Бортовский вышел из наркотического оцепенения, силясь понять причину пробуждения. Стрельба? Но тайга хранила молчание, и если было что – ушло вместе с эхом. Проклятая рука зудела, и Иван принялся осторожно разматывать бинт. Здоровая ладонь коснулась ствола автомата, лежащего на коленях, и невольно отдёрнулась, обожглась. Чёрт! Иван вытащил магазин – так и есть: ни одного патрона! Выходит, пока он дремал, пытаясь заглушить боль в руке уколом, кто-то подкрался, выпустил в белый свет – как в копеечку – всю обойму и скрылся, положив автомат на место. Он даже огляделся, пытаясь уловить мельчайшее движение в кустарнике. Версия не выдерживала никакой критики. Зачем кому-то куда-то стрелять, если можно было использовать для этого самого Ивана? Без сознания он отличная мишень. Значит: он сам стрелял? Зачем? И тут же мозг объяснил: нечаянно нажал на спуск, и дел-то! Всякое бывает!

Но что-то свербело внутри, словно некто нехотя сжимался, укладываясь в вынужденную спячку, ворочаясь и бранясь.

– ДОННЕРВЕТТЕР, – услышал Иван и обнаружил, что это его губы шёпотом призывают гром и молнию.

– Это ты, Отто? – благоговейно шепнул он.

Ответа не последовало. Надо растолкать, разбудить впадающее в дрёму существо внутри. Необходимо понять. Наконец-то встретиться лицом к лицу с неуловимом господином Бришфоргом. Вот он просыпается… Нет! Иван до сих пор помнит их первую встречу в Праге.

– ТЫ ЖЕ ХОЧЕШЬ ЭТОГО? – не спросил, а приказал Отто. – ВОЗЬМИ ЕЁ!

Потом, когда пелена уползла в темноту подвала и очистила голову, он увидел искореженное страхом и кровоподтёками женское лицо с раскрытым в беззвучном вопле ртом. Кровь жирными пятнами расплывалась по кофте, стекала по её ногам, и Иван, отшатнувшись, схватился за лицо влажными липкими руками.
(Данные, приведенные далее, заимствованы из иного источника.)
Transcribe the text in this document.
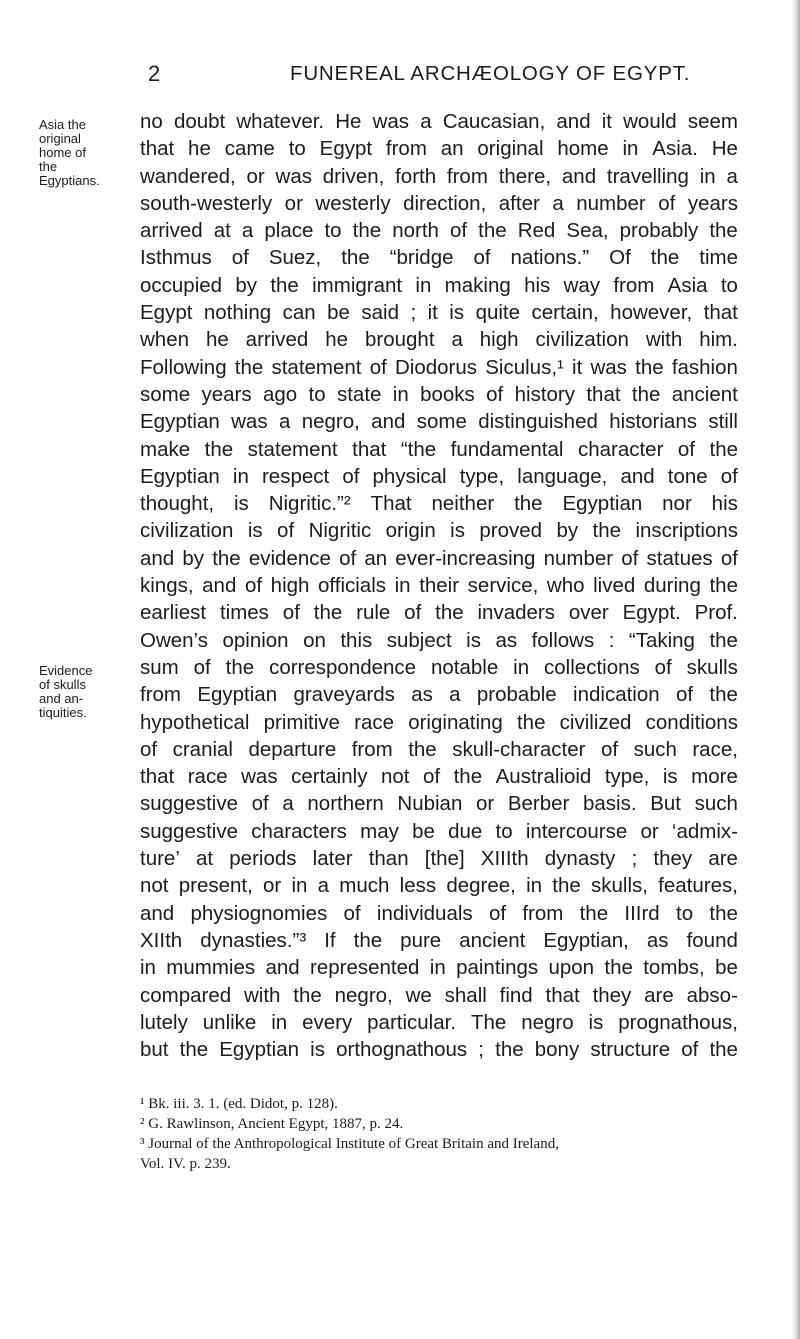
2	FUNEREAL ARCHÆOLOGY OF EGYPT.
Asia the
original
home of
the
Egyptians.
Evidence
of skulls
and an-
tiquities.
no doubt whatever. He was a Caucasian, and it would seem
that he came to Egypt from an original home in Asia. He
wandered, or was driven, forth from there, and travelling in a
south-westerly or westerly direction, after a number of years
arrived at a place to the north of the Red Sea, probably the
Isthmus of Suez, the “bridge of nations.” Of the time
occupied by the immigrant in making his way from Asia to
Egypt nothing can be said ; it is quite certain, however, that
when he arrived he brought a high civilization with him.
Following the statement of Diodorus Siculus,¹ it was the fashion
some years ago to state in books of history that the ancient
Egyptian was a negro, and some distinguished historians still
make the statement that “the fundamental character of the
Egyptian in respect of physical type, language, and tone of
thought, is Nigritic.”² That neither the Egyptian nor his
civilization is of Nigritic origin is proved by the inscriptions
and by the evidence of an ever-increasing number of statues of
kings, and of high officials in their service, who lived during the
earliest times of the rule of the invaders over Egypt. Prof.
Owen’s opinion on this subject is as follows : “Taking the
sum of the correspondence notable in collections of skulls
from Egyptian graveyards as a probable indication of the
hypothetical primitive race originating the civilized conditions
of cranial departure from the skull-character of such race,
that race was certainly not of the Australioid type, is more
suggestive of a northern Nubian or Berber basis. But such
suggestive characters may be due to intercourse or ‘admix-
ture’ at periods later than [the] XIIIth dynasty ; they are
not present, or in a much less degree, in the skulls, features,
and physiognomies of individuals of from the IIIrd to the
XIIth dynasties.”³ If the pure ancient Egyptian, as found
in mummies and represented in paintings upon the tombs, be
compared with the negro, we shall find that they are abso-
lutely unlike in every particular. The negro is prognathous,
but the Egyptian is orthognathous ; the bony structure of the
¹ Bk. iii. 3. 1. (ed. Didot, p. 128).
² G. Rawlinson, Ancient Egypt, 1887, p. 24.
³ Journal of the Anthropological Institute of Great Britain and Ireland,
Vol. IV. p. 239.
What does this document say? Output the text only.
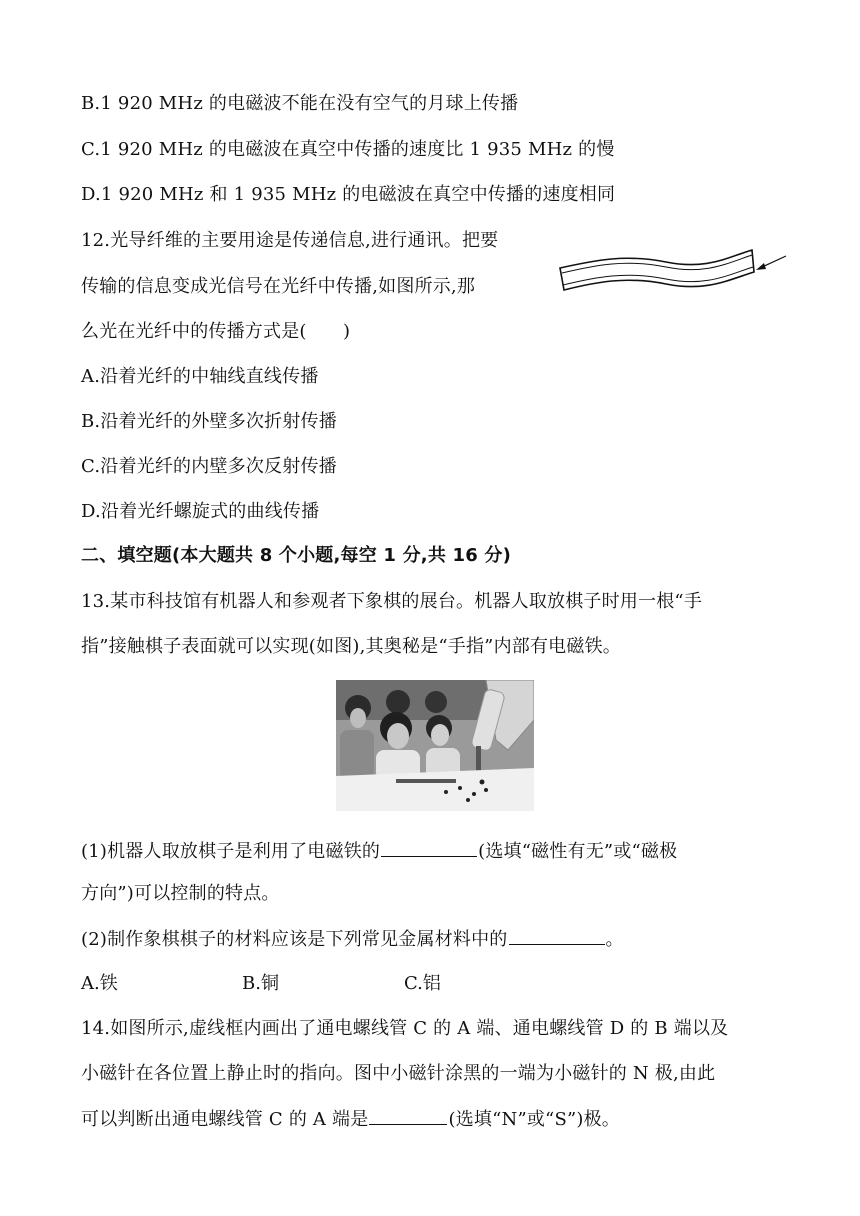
B.1 920 MHz 的电磁波不能在没有空气的月球上传播
C.1 920 MHz 的电磁波在真空中传播的速度比 1 935 MHz 的慢
D.1 920 MHz 和 1 935 MHz 的电磁波在真空中传播的速度相同
12.光导纤维的主要用途是传递信息,进行通讯。把要
传输的信息变成光信号在光纤中传播,如图所示,那
么光在光纤中的传播方式是(　　)
A.沿着光纤的中轴线直线传播
B.沿着光纤的外壁多次折射传播
C.沿着光纤的内壁多次反射传播
D.沿着光纤螺旋式的曲线传播
二、填空题(本大题共 8 个小题,每空 1 分,共 16 分)
13.某市科技馆有机器人和参观者下象棋的展台。机器人取放棋子时用一根“手
指”接触棋子表面就可以实现(如图),其奥秘是“手指”内部有电磁铁。
(1)机器人取放棋子是利用了电磁铁的	(选填“磁性有无”或“磁极
方向”)可以控制的特点。
(2)制作象棋棋子的材料应该是下列常见金属材料中的	。
A.铁	B.铜	C.铝
14.如图所示,虚线框内画出了通电螺线管 C 的 A 端、通电螺线管 D 的 B 端以及
小磁针在各位置上静止时的指向。图中小磁针涂黑的一端为小磁针的 N 极,由此
可以判断出通电螺线管 C 的 A 端是	(选填“N”或“S”)极。
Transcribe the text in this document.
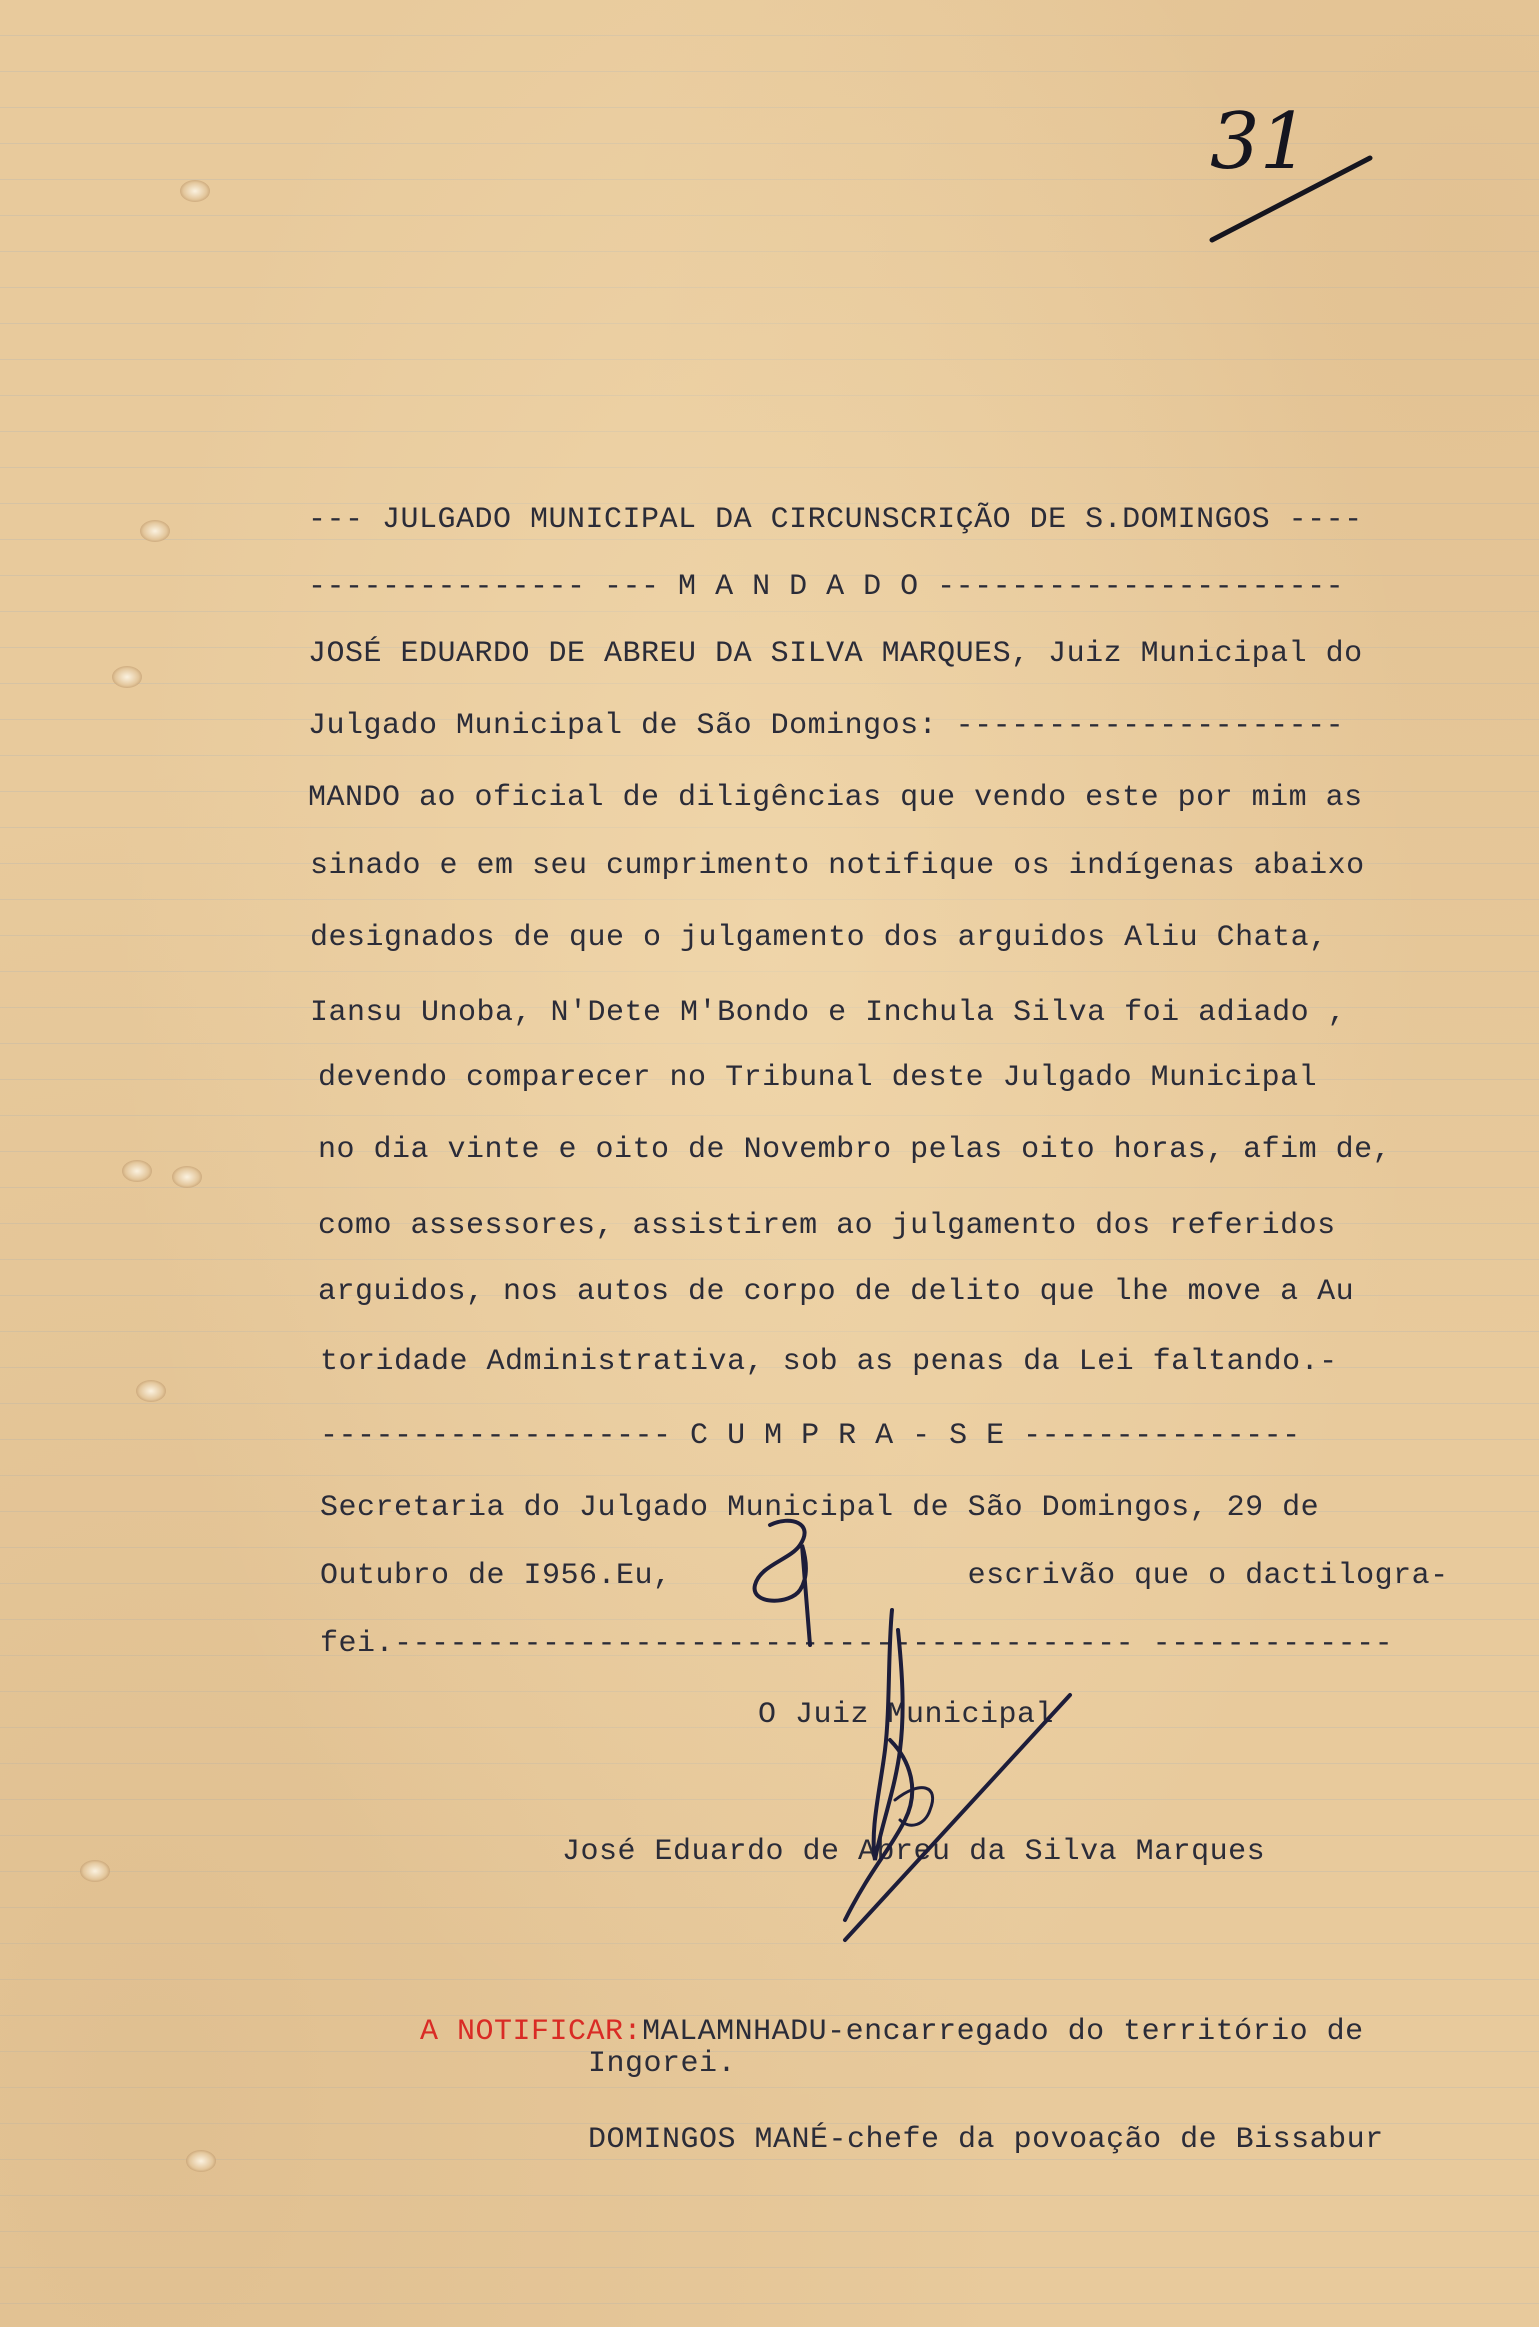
31
--- JULGADO MUNICIPAL DA CIRCUNSCRIÇÃO DE S.DOMINGOS ----
--------------- --- M A N D A D O ----------------------
JOSÉ EDUARDO DE ABREU DA SILVA MARQUES, Juiz Municipal do
Julgado Municipal de São Domingos: ---------------------
MANDO ao oficial de diligências que vendo este por mim as
sinado e em seu cumprimento notifique os indígenas abaixo
designados de que o julgamento dos arguidos Aliu Chata,
Iansu Unoba, N'Dete M'Bondo e Inchula Silva foi adiado ,
devendo comparecer no Tribunal deste Julgado Municipal
no dia vinte e oito de Novembro pelas oito horas, afim de,
como assessores, assistirem ao julgamento dos referidos
arguidos, nos autos de corpo de delito que lhe move a Au
toridade Administrativa, sob as penas da Lei faltando.-
------------------- C U M P R A - S E ---------------
Secretaria do Julgado Municipal de São Domingos, 29 de
Outubro de I956.Eu,                escrivão que o dactilogra-
fei.---------------------------------------- -------------
O Juiz Municipal
José Eduardo de Abreu da Silva Marques

A NOTIFICAR:MALAMNHADU-encarregado do território de

Ingorei.
DOMINGOS MANÉ-chefe da povoação de Bissabur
Он бежал по ночной Праге, как в кокон, спрятался в гостиницу и долго стоял под душем, оттирая лицо и руки. Вначале вода, вьющаяся воронкой у его ног, была розовой, затем вернулась в своё первоначальное, бесцветное состояние. Как такое могло произойти?

Просто «травка» перестала удовлетворять, а героин стоил слишком дорого… Но однажды в Бонне нашёлся один господинчик, который пояснил, что информация во многом дороже денег. А год спустя появился другой господин. С матовым цветом кожи. Он показывал фотографии и перечислял факты. И всё спрашивал, заглядывая в глаза, как Ивану понравится, если его связь с ЦРУ станет известна на Большой Родине? Господин нравился Ивану ничуть не меньше, но он выпросил для себя зарубежный паспорт на случай провала. Затем неоднократно открывал салатного цвета корочки и всматривался в свою фотографию. А потом удивлённо читал, что человек на фотографии некий Отто Бришфорг, уроженец Берлина.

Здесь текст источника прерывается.